Less than half of all gardaí go on patrol duties

Less than half of all gardaí on duty were engaged in patrolling and high-visibility policing last year, an internal garda audit has found.

It revealed that an average of just 44% of gardaí were in direct contact with the public. The latest annual report of An Garda Siochána’s audit committee expressed concern about the “low” level of gardaí performing frontline duties.

The committee pointed out that both the force’s Policing Plan and the Garda Inspectorate have highlighted the importance of ensuring that the maximum number of gardaí are assigned to high visibility policing duties with “direct contact with the public.” They also recommend that administrative roles should be undertaken by civil servants to the fullest extent possible.

The chairman of the Garda audit committee, Cyril Sullivan, said the findings of an internal survey conducted last year were “very disappointing” in relation to the deployment of civilian staff to roles held by gardaí, especially as 90% of the Garda budget is spent on staffing.

“The committee would like to see greater results in respect of this strategy,” said Dr Sullivan.

Overall, it is estimated that 2,055 gardaí could be removed from desk duties as a result of a new “civilian by default” recruitment policy.

The latest available figures show a total of 49 gardaí have been returned to frontline policing by April 2018.

A Garda spokesman said the force had already accepted that the pace of redeployment had not been as fast as originally anticipated but that plans are in place to accelerate the process.

Commenting on the numbers engaged in fronting policing, he said: “The deployment of personnel on any given day in a division will depend on the policing requirements. Members not on patrol could be involved in other policing activity such as investigations, providing crime prevention advice and appearing in court.”

The Cork City division has been the biggest beneficiary, with six gardaí in the city returning to operational duties, followed by Dublin South Central with five gardaí.

In its most recently published quarterly report to the Minister for Justice in December 2017, the Policing Authority expressed disappointment at the lack of progress in the civilianisation of the force as figures showed only 14 gardaí at the time had been taken off desk duties and restored to frontline services.

It claimed there had been “a failure to make meaningful progress” on the issue.

Policing Authority chairwoman Josephine Feehily said they continued to be “concerned and frustrated with the lack of pace at which civilianisation and redeployment is happening”.

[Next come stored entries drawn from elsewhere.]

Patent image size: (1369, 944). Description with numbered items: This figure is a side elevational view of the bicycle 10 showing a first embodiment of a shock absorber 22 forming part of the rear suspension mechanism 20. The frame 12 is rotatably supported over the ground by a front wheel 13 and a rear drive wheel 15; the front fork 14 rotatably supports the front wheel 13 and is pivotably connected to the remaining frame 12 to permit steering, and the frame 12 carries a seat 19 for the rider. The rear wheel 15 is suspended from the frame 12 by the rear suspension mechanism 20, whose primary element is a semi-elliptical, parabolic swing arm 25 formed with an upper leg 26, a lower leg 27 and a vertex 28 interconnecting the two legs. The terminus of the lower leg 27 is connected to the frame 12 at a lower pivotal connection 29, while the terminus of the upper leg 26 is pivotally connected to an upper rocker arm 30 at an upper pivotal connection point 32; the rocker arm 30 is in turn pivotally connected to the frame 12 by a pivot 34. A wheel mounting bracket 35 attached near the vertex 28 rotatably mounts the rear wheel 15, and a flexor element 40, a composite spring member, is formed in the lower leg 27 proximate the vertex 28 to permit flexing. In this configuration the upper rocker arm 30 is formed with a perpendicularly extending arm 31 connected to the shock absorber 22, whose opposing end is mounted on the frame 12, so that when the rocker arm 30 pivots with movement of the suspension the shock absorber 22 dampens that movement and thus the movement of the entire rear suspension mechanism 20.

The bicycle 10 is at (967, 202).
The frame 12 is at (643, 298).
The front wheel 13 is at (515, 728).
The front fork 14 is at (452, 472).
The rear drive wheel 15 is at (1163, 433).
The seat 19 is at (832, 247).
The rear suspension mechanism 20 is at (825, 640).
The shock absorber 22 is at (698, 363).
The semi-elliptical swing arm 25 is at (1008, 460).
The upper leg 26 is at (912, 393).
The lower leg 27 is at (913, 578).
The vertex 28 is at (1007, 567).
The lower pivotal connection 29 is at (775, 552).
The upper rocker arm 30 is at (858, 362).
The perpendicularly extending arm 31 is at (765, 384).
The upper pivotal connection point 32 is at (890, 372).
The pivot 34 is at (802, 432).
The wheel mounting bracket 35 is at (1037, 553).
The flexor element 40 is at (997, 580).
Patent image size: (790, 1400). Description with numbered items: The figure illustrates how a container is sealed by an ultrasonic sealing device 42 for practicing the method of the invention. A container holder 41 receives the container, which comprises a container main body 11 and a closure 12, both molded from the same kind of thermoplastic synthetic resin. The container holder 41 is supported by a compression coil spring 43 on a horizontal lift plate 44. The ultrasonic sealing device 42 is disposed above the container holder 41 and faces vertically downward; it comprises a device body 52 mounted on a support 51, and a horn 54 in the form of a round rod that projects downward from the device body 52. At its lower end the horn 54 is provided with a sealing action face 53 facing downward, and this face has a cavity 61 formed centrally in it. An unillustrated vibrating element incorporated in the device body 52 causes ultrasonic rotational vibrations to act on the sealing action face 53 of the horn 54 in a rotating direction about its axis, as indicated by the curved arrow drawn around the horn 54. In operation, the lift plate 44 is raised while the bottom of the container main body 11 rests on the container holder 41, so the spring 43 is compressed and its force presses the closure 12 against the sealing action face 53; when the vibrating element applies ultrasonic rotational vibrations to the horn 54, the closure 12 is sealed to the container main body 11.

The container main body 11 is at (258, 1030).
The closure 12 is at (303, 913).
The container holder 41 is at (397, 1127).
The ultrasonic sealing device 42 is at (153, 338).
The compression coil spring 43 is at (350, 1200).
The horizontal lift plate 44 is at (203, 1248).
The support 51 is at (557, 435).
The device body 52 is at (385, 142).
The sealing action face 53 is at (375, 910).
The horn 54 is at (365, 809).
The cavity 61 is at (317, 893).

Following repeated requests for information on the subject from the Policing Authority, Garda management estimated at the start of 2017 that 163 gardaí should be able to return to frontline duties as a result of 500 civilian staff expected to be recruited last year.

Ultimately, only 122 civilian posts were filled.

Garda management submitted business cases for the recruitment of 410 staff, but only 154 had been sanctioned by the Department of Public Expenditure and Reform.

Ms Feehily said a large number of business cases were only submitted late in 2017 with many lacking sufficient detail or quality.

The Garda watchdog also expressed concern that many serving gardaí have spoken with “some cynicism” about exercises aimed at redeployment.